Computational Super-Resolution for Ultrasound Localization Microscopy Through Solving an Inverse Problem

Abstract

Ultrasound localization microscopy (ULM) represents a significant advancement over traditional ultrasound (US) imaging, enabling super-resolution (SR) imaging of microvascular structures with unprecedented detail, by using microbubbles (MBs) as highly reflective contrast agents. After injection into the bloodstream, MBs are localized in US images to reconstruct the microvasculature. However, this technique faces a tradeoff between MB localization accuracy and acquisition time. Perfusion with low MB concentrations reduces signal overlap and achieves high localization accuracy but requires extended acquisition times. Conversely, higher MB concentrations shorten acquisition times but increase signal overlap, limiting localization precision. Traditionally, ULM consists of five main steps: tissue filtering, MB detection, MB super-localization, tracking, and rendering. In this study, we present a novel approach that combines a robust principal component analysis (RPCA) with a computational SR technique, replacing the first three steps of ULM with a single process based on solving an SR inverse problem.
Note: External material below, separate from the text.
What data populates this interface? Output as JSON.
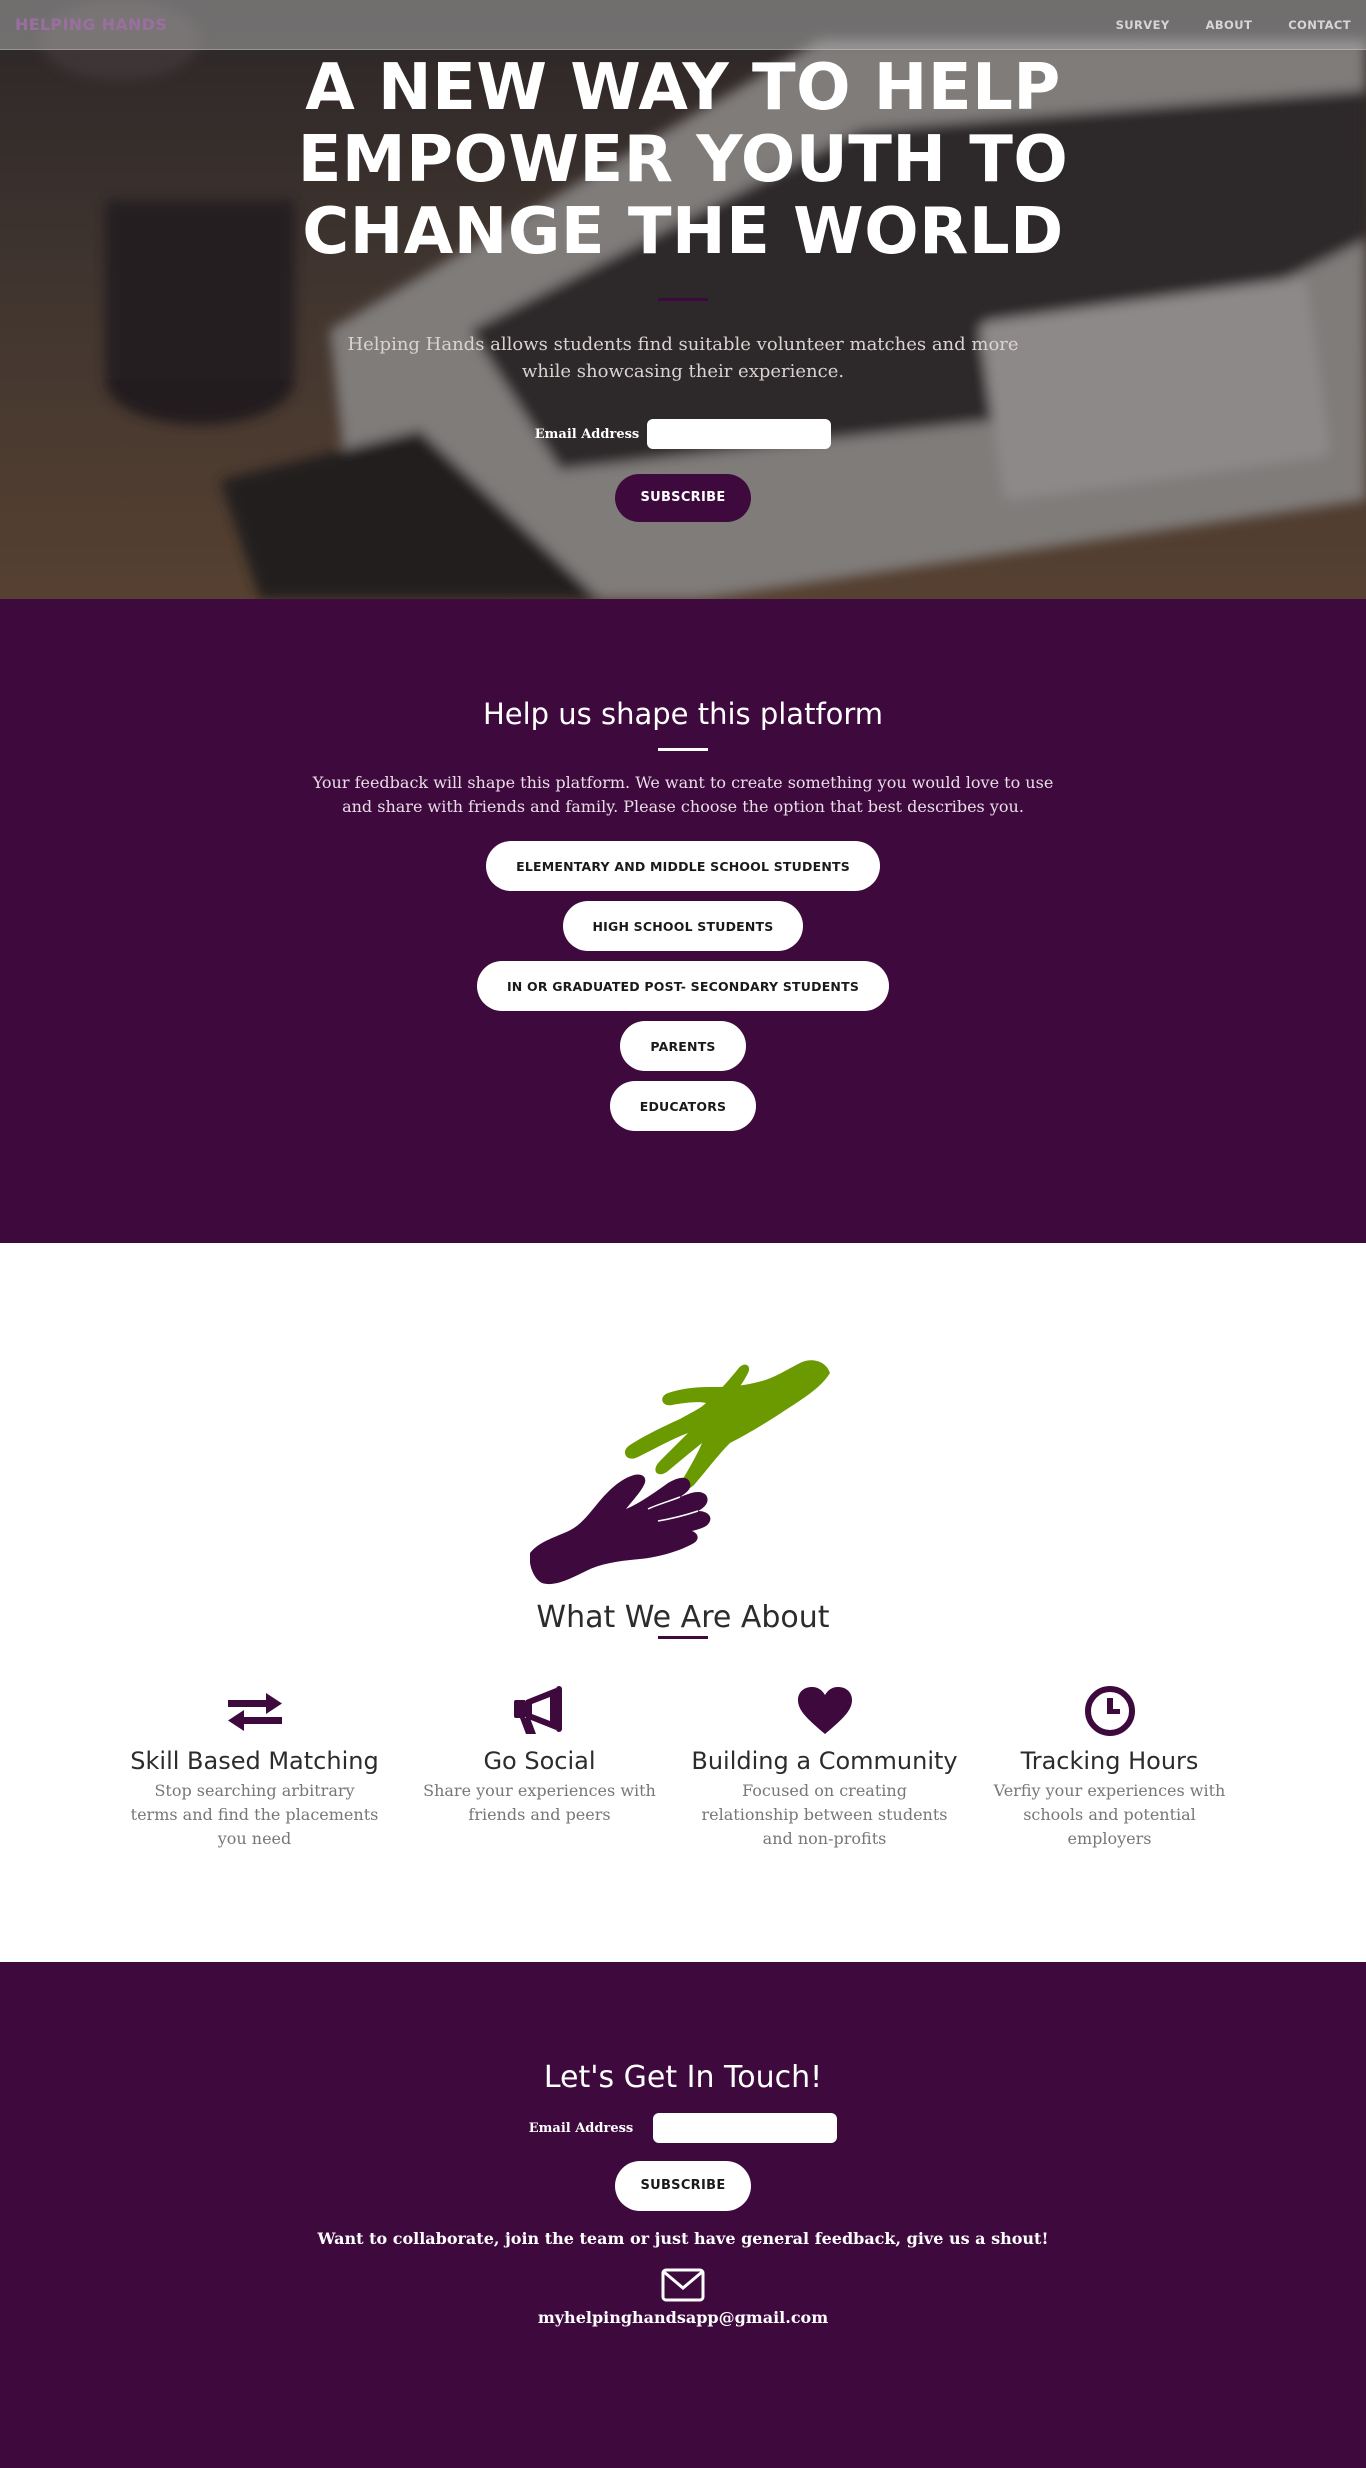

This method isolates MB signals from background noise and enhances the localization of overlapping MBs, thereby improving overall ULM performance. The experimental results from simulated and in vivo data demonstrate that our proposed approach increases the SR factor by up to 30% and enhances the contrast ratio (CR) by 3.5 dB. It also produces comparable results across other image quality metrics. These improvements enable denser, higher contrast vascular images.